Overall score: 7.5/8
How much?: $65
2000 Napa valley Estate Cabernet
Leapt out of the glass with strong nose of blakc cherry, sour cherry (umeboshi ?) and mulling spices. Rasberry fruit was prevalent in the mouth with flavors of currant on the finish. Nicely made, but not my style of cabernet.
Overall score: 7.5/8
How much?: $80
2000 Estate Cabernet St. Helena – “Patzimaro” Vineyard
Now this was an interesting wine. Heavy licorice and black cherry nose preceded an extremely velvety and round mouthfeel loaded with cherries and chocolate. This wine was extremely aromatic and had a very distinct set of aromas and flavors compared with the rest of the cabs and merlots we tasted.

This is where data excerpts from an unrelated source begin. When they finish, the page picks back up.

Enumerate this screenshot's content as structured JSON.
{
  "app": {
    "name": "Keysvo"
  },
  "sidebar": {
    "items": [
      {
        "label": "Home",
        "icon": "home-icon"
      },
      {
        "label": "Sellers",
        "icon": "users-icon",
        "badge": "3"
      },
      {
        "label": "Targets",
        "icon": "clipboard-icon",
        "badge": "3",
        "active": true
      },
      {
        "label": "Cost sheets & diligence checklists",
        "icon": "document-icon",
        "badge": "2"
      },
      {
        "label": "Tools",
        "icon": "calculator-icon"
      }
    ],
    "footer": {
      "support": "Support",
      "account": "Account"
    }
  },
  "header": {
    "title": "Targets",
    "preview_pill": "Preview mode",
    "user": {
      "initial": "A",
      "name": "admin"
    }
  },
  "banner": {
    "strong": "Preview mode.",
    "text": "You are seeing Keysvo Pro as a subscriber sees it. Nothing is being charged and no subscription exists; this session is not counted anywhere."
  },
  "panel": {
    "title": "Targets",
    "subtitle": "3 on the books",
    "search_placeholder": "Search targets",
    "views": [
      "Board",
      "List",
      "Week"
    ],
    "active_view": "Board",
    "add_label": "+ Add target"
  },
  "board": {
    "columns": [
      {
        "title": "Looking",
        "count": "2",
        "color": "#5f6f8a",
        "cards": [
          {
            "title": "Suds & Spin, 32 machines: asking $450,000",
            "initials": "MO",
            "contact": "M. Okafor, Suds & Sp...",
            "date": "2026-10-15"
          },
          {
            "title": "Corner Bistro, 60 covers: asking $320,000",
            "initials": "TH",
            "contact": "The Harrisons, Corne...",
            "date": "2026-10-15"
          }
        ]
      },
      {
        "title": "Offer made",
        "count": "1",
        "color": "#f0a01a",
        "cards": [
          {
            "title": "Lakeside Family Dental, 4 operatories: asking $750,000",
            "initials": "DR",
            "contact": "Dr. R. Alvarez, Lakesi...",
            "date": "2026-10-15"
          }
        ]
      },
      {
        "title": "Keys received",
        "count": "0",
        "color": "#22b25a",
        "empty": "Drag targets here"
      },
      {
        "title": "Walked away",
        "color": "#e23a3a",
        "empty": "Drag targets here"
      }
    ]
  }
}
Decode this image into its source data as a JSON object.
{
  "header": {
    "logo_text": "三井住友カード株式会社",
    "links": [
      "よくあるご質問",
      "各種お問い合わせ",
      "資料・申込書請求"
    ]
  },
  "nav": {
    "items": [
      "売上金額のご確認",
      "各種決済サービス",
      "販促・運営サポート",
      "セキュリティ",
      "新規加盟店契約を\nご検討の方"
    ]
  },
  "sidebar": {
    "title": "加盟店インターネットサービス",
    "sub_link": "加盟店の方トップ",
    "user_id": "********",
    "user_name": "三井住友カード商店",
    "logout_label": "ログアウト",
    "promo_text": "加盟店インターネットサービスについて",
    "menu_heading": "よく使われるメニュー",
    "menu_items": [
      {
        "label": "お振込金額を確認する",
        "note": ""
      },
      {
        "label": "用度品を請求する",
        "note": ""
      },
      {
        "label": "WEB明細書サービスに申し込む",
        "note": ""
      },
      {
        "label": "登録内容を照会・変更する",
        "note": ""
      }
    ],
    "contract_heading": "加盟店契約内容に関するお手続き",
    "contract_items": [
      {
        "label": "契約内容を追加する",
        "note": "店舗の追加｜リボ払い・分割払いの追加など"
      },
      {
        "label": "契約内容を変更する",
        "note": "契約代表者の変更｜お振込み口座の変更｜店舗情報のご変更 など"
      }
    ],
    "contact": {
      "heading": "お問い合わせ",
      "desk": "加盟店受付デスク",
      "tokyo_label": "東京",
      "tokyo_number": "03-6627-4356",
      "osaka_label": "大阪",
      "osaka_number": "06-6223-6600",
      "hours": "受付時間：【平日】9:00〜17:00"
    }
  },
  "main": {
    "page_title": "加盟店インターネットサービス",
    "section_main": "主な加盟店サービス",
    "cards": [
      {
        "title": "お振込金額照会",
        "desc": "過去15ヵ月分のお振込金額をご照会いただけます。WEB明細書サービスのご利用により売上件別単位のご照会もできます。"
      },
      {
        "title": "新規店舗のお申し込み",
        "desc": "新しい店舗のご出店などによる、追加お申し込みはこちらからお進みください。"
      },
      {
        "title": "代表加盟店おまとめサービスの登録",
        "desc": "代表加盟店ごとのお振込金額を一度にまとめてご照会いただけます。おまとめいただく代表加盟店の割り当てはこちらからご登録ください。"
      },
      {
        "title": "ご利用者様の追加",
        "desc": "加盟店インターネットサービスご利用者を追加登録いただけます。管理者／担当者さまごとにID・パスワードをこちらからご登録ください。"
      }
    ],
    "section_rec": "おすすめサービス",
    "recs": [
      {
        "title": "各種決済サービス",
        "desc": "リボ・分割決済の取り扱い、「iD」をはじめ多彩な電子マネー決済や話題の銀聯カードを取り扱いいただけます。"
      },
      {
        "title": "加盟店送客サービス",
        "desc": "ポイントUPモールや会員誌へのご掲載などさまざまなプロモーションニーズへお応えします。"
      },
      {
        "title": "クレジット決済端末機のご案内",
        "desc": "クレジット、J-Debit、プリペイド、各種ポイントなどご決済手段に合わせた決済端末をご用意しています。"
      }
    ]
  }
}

The wine comes from the old Spottswoode vineyard, which has been named by Duckhorn after the immigrant family that Duckhorn uses to run its winemaking operation.
Overall score: 8.5/9
How much?: $90
I don’t know why Duckhorn has decided to spin out a sub brand based on a “pair of ducks” — maybe two ducks on the label are better than one? Or maybe it’s just an excuse to put a new waterfowl artist on each vintages label (which are very prettty it must be said). In any case, it seems to me that Duckhorn doesn’t know what they want this sub brand to be, and it comes across in the winemaking as well. A strong cedar nose does not transition well to the mouth. The wine is extremely tannic and oaky and seems like it is struggling against itself to make sense in the mouth.